Talking of legal waste of times, it seems that an anti-GPL suit has been dismissed - for the second time. Hardly A Grand Day Out, eh, Gromit?

Good News Patently Comes in Threes

I've written often enough about patent absurdities, so it's been a real pleasure to observe this last week not one, but three promising decisions that might start to undo past idiocies.

First, the US Supreme Court ruled that patent owners do not have an automatic right to an injunction that could take out another business accused of infringement. This is fantastic news, because it delivers an extremely long-overdue kick in the corporate goolies to patent trolls, whose entire business method is to use the threat of such injunctions as a way of extorting money from companies who would really rather just get on with their business.

Next, the US Patent and Trademark Office agreed to a re-examination of Amazon.com's 1-Click patent. This is an example of an obvious idea that should never have been graced with a patent, but now it seems that there is even prior art that would argue against it. A plucky Kiwi, Peter Calveley, not only dug up the prior art, but also raised some dosh to apply for a re-examination.

Finally, one of the most idiotic patents given in recent years - for pretty much the entire idea of e-commerce, would you believe it - has finally been declared invalid. There's bound to be an appeal, but at least sense is starting to seep into the septic tank that is US patents.

More Moore

There's an interesting discussion going on about the cost of film-making - and whether we are likely to see huge falls from the exorbitant $200 million level for typical blockbusters.

This is particularly relevant in the context of copyright, since one of the principal arguments for copyright - especially in its more Draconian forms - is that huge sums are at stake. Once the production costs are not so huge - as is the case with texts, and increasingly music - then it is possible to contemplate other ways of generating revenue without needing to sell the right to read/view materials as in the past.

As the example cited - the Star Wreck films - shows, the key to reducing costs is to do as much as possible using virtual sets, and ultimately virtual actors. Once the analogue film-making becomes digital, Moore's Law kicks in, and things just get cheaper and cheaper.

This is already evident in children's cartoons, many of which are computer generated. Similarly, many major films depend heavily on computer-generated special effects. Both of these just get better all the time - presumably for the same up-front costs.

19 May 2006

Sweet News for Sweden - But Not Only

A programme to promote open access in Sweden might seem of interest only to Swedes (or those who like to read Swedish academic papers), but it's actually good for everyone. Because, like open source, the more open access there is in the world, the greater the momentum behind the idea, and the more open acess there is.

As I've pointed out before, the opens are truly additive. Whereas traditional competition is just winner takes all, and losers get nothing, open endeavours are both winner takes all and everyone's a winner.

The Meaning of Jahshaka

I'm no expert on video editing, but the new version of Jahshaka looks pretty cool to me. Apparently, it's

[t]he worlds first OpenSource Realtime Editing and Effects System. Jahshaka takes advantage of the power of OpenGL and OpenML to give its users exceptional levels of performance. We currently support Linux, OsX, Irix and Windows, and Solaris is on the way! Jahshaka is licenced to the public under the GNU GPL agreement.

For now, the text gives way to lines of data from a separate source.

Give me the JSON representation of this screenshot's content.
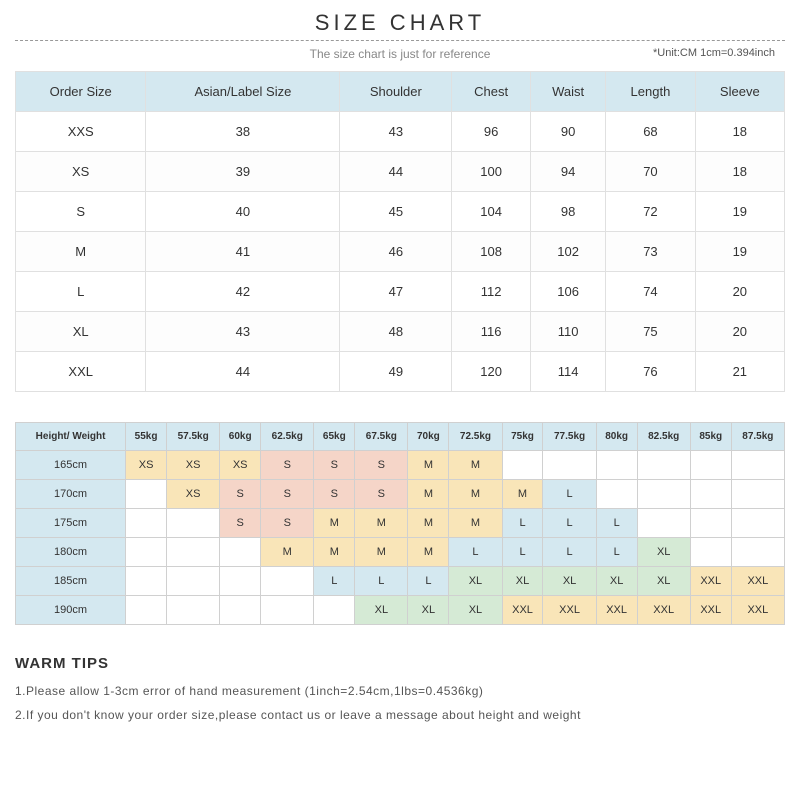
{
  "header": {
    "title": "SIZE CHART",
    "subtitle": "The size chart is just for reference",
    "unit": "*Unit:CM 1cm=0.394inch"
  },
  "sizeTable": {
    "columns": [
      "Order Size",
      "Asian/Label Size",
      "Shoulder",
      "Chest",
      "Waist",
      "Length",
      "Sleeve"
    ],
    "rows": [
      [
        "XXS",
        "38",
        "43",
        "96",
        "90",
        "68",
        "18"
      ],
      [
        "XS",
        "39",
        "44",
        "100",
        "94",
        "70",
        "18"
      ],
      [
        "S",
        "40",
        "45",
        "104",
        "98",
        "72",
        "19"
      ],
      [
        "M",
        "41",
        "46",
        "108",
        "102",
        "73",
        "19"
      ],
      [
        "L",
        "42",
        "47",
        "112",
        "106",
        "74",
        "20"
      ],
      [
        "XL",
        "43",
        "48",
        "116",
        "110",
        "75",
        "20"
      ],
      [
        "XXL",
        "44",
        "49",
        "120",
        "114",
        "76",
        "21"
      ]
    ]
  },
  "hwTable": {
    "cornerLabel": "Height/ Weight",
    "weights": [
      "55kg",
      "57.5kg",
      "60kg",
      "62.5kg",
      "65kg",
      "67.5kg",
      "70kg",
      "72.5kg",
      "75kg",
      "77.5kg",
      "80kg",
      "82.5kg",
      "85kg",
      "87.5kg"
    ],
    "heights": [
      "165cm",
      "170cm",
      "175cm",
      "180cm",
      "185cm",
      "190cm"
    ],
    "cells": [
      [
        "XS",
        "XS",
        "XS",
        "S",
        "S",
        "S",
        "M",
        "M",
        "",
        "",
        "",
        "",
        "",
        ""
      ],
      [
        "",
        "XS",
        "S",
        "S",
        "S",
        "S",
        "M",
        "M",
        "M",
        "L",
        "",
        "",
        "",
        ""
      ],
      [
        "",
        "",
        "S",
        "S",
        "M",
        "M",
        "M",
        "M",
        "L",
        "L",
        "L",
        "",
        "",
        ""
      ],
      [
        "",
        "",
        "",
        "M",
        "M",
        "M",
        "M",
        "L",
        "L",
        "L",
        "L",
        "XL",
        "",
        ""
      ],
      [
        "",
        "",
        "",
        "",
        "L",
        "L",
        "L",
        "XL",
        "XL",
        "XL",
        "XL",
        "XL",
        "XXL",
        "XXL"
      ],
      [
        "",
        "",
        "",
        "",
        "",
        "XL",
        "XL",
        "XL",
        "XXL",
        "XXL",
        "XXL",
        "XXL",
        "XXL",
        "XXL"
      ]
    ],
    "colors": {
      "XS": "#f9e5b8",
      "S": "#f5d5c8",
      "M": "#f9e5b8",
      "L": "#d4e8f0",
      "XL": "#d5ead5",
      "XXL": "#f9e5b8",
      "empty": "#ffffff",
      "header": "#d4e8f0",
      "border": "#d0d0d0"
    }
  },
  "tips": {
    "title": "WARM TIPS",
    "items": [
      "1.Please allow 1-3cm error of hand measurement (1inch=2.54cm,1lbs=0.4536kg)",
      "2.If you don't know your order size,please contact us or leave a message about height and weight"
    ]
  }
}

For those better qualified than me, there are features, screenshots and a gallery available.

What interests me most about Jahshaka is that fact that open source is moving into yet another area that has traditionally been a bastion of closed, proprietary programs.

Also worthy of note is that Jahshaka is yet another free program that runs on plenty of platforms, as the above quotation indicates. One of Windows' dirty little secrets is that it runs on one and only one platform.

Opening up the Middle Kingdom

Interesting:

The China Open-Source Software Promotion Union (COPU), a government-backed industry group, has established a think tank comprised of 19 prominent open-source executives from overseas to develop a framework for better international cooperation.